Die Rauchsäule ist weithin sichtbar und führt die Helfer schnell zum Einsatzort: Fünf Feuerwehren rücken am Freitagnachmittag in die Wohnsiedlung aus.
Um 15.22 Uhr wird die Freiwillige Feuerwehr Gechingen alarmiert. Von dem betroffenen Gebäudeteil der Doppelhaushälfte, die von einer Frau bewohnt wird, “ging eine starke Rauchentwicklung aus“, heißt es am Sonntag aus der Pressestelle des Polizeipräsidiums Pforzheim auf Nachfrage unserer Redaktion. Bei dem Brand sei niemand verletzt worden.
Fünf Feuerwehren vor Ort
Auch die Feuerwehren aus Ostelsheim, Aidlingen, Calw und Althengstett mit einem Gerätewagen Atemschutz, Drehleiter und Teleskopgelenkmast werden in die Bergwaldsiedlung alarmiert. Die Feuerwehr Gechingen ist mit einem Mehrzweckfahrzeug, einem Löschgruppenfahrzeug (LF) 20/16, einem LF 10 und dem Gerätewagen Transport sowie mit 19 Einsatzkräften vor Ort.
Das Deutsche Rote Kreuz stellt am Freitagnachmittag eine Einsatzbereitschaft vor Ort her. „Zur Eigensicherung der Einsatzkräfte wurde ein Rettungswagen zur Einsatzstelle gerufen“, teilt die Gechinger Wehr auf ihrer Homepage mit.
Zusätzliches Wasser aus einem Pool
„Die Brandbekämpfung wurde mit vier Trupps im Innenangriff und zusätzlich über mehrere Rohre von außen vorgenommen“, so die Gechinger Wehr weiter. Zur Sicherung der Wasserversorgung sei aus einem Außenpool eines Nachbargebäudes ebenfalls Wasser entnommen worden, ist dort weiter zu lesen. Die Netze BW habe das Gebäude vom Strom getrennt.
Einsatz bis zum Einbruch der Dunkelheit
Nach dem Löscheinsatz wird laut Gechinger Wehr Löschwasser im Gebäude aufgenommen, defekte Ziegel vom Dach entfernt und die Dachhaut mit einer Plane verschlossen. Der Einsatz am Freitagnachmittag zieht sich für die Helfer bis zum Einbruch der Dunkelheit.

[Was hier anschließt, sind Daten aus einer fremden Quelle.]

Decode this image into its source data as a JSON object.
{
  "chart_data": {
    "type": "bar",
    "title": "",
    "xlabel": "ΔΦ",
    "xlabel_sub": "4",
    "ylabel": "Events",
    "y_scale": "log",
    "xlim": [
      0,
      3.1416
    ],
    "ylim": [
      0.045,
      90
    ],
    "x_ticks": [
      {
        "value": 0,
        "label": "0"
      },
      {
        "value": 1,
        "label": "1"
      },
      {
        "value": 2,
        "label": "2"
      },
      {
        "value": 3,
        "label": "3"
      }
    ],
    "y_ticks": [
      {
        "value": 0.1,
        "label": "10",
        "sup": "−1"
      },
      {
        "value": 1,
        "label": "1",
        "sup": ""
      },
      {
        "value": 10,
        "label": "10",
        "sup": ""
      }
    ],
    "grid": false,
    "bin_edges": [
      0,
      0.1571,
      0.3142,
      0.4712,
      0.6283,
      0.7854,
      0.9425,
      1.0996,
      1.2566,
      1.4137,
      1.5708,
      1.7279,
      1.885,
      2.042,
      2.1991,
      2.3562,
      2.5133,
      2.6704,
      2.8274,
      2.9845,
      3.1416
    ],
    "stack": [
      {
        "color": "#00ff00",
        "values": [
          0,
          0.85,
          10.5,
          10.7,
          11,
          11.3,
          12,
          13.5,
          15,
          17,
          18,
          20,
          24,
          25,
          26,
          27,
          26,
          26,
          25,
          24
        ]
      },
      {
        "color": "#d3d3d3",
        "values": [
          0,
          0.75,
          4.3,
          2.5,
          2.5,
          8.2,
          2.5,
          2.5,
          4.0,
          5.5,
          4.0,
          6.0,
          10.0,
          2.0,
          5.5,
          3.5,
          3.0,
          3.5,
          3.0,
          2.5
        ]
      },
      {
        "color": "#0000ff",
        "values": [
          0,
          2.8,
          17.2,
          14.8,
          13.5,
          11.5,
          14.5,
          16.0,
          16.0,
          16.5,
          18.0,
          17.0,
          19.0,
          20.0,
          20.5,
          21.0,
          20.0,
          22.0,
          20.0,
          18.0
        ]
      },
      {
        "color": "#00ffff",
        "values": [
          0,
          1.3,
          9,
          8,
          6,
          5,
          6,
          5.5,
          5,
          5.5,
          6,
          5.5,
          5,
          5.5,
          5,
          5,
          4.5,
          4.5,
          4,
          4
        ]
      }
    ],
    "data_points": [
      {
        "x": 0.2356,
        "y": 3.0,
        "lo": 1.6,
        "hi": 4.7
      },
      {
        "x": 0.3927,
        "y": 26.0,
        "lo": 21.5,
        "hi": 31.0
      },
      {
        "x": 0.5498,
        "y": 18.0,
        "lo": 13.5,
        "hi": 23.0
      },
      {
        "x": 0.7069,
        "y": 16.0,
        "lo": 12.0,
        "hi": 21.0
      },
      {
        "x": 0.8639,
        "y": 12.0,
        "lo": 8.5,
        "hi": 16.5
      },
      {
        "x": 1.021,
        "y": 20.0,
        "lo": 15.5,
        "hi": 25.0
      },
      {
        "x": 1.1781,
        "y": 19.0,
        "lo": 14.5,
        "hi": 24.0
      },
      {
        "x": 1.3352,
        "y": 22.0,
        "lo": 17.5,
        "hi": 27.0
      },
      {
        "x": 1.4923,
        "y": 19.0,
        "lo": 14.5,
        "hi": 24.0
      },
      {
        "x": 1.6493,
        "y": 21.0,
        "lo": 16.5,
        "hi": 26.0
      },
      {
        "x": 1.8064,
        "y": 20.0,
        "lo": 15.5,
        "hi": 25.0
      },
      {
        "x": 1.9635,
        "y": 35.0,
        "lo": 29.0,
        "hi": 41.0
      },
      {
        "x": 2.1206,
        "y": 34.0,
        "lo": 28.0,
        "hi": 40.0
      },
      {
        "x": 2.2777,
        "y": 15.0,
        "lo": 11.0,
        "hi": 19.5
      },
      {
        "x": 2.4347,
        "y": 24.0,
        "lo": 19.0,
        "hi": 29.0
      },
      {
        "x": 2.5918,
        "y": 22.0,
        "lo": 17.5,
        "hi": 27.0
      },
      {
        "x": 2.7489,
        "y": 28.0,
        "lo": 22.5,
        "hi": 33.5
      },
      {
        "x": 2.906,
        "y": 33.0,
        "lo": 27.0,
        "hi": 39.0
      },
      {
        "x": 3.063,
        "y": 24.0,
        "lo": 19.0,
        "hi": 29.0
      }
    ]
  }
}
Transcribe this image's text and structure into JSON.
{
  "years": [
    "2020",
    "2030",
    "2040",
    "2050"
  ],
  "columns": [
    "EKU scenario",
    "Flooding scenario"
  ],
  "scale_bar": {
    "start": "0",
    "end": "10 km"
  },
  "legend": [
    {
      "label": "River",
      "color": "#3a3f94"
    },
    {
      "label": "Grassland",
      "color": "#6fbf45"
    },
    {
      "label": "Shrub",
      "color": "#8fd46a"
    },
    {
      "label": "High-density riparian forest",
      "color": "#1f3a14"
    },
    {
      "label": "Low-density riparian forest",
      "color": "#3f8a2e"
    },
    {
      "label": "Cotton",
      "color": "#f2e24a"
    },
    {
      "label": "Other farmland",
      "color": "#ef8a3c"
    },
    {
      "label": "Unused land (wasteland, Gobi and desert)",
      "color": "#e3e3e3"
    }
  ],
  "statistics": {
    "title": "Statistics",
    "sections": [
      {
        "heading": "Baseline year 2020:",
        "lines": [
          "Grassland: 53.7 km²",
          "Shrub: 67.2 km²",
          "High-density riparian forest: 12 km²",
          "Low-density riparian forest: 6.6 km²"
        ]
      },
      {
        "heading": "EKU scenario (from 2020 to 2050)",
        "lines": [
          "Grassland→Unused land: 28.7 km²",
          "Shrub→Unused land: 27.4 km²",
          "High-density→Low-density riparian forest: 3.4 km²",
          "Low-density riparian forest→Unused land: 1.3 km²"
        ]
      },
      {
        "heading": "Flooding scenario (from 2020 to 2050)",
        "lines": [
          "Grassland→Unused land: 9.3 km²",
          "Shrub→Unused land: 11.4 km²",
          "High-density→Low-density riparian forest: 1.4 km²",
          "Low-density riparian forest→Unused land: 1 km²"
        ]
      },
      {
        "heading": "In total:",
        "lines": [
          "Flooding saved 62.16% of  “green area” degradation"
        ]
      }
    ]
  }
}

Teleskopgelenkmast einmal mehr bewährt
Der Gemeindeverwaltungsverband Althengstett stellt an diesem Nachmittag die technische Einsatzleitung zusammen. Diese hat sich ebenso bewährt wie einmal mehr der Teleskopgelenkmast der Althengstetter Kameraden. Erneut zeigt sich, dass eine gute Ausrüstung für die Einsatzfähigkeit der Feuerwehr das A und O ist. Der TM 32 kann mit Korb auf eine maximale Länge von 32 Metern ausgefahren werden und hat bereits beim Großbrand in einer Simmozheimer Schreinerei im April 2023 und einem Feuer in der Silberdistel in Monakam Anfang Mai wertvolle Dienste geleistet.
Zweiter Rettungsweg
An dem Mast des beeindruckenden, 18 Tonnen schweren Kolosses ist eine dauerhafte Leitung installiert – ein Verlegen der Schläuche im Einsatzfall entfällt also. Außerdem können bewegungseingeschränkte Menschen über den mit bis zu 500 Kilogramm belastbaren Korb einfacher gerettet werden. Das Absteigen über die Leiter entfällt, auch wenn am Teleskopmast für den Notfall eine Leiter angebracht ist. Der TM 32 ist also neben dem über das Gebäude selbst ein zweiter Rettungsweg.
Über die Ursache für den Brand in der Doppelhaushälfte kann am Samstag zunächst nur spekuliert werden. „Vermutlich war es ein technischer Defekt“, heißt es vonseiten der Pressestelle im Pforzheimer Polizeipräsidium dann an Sonntagvormittag nach den ersten Ermittlungen. Den Sachschaden beziffert die Polizei mit rund 200 000 Euro.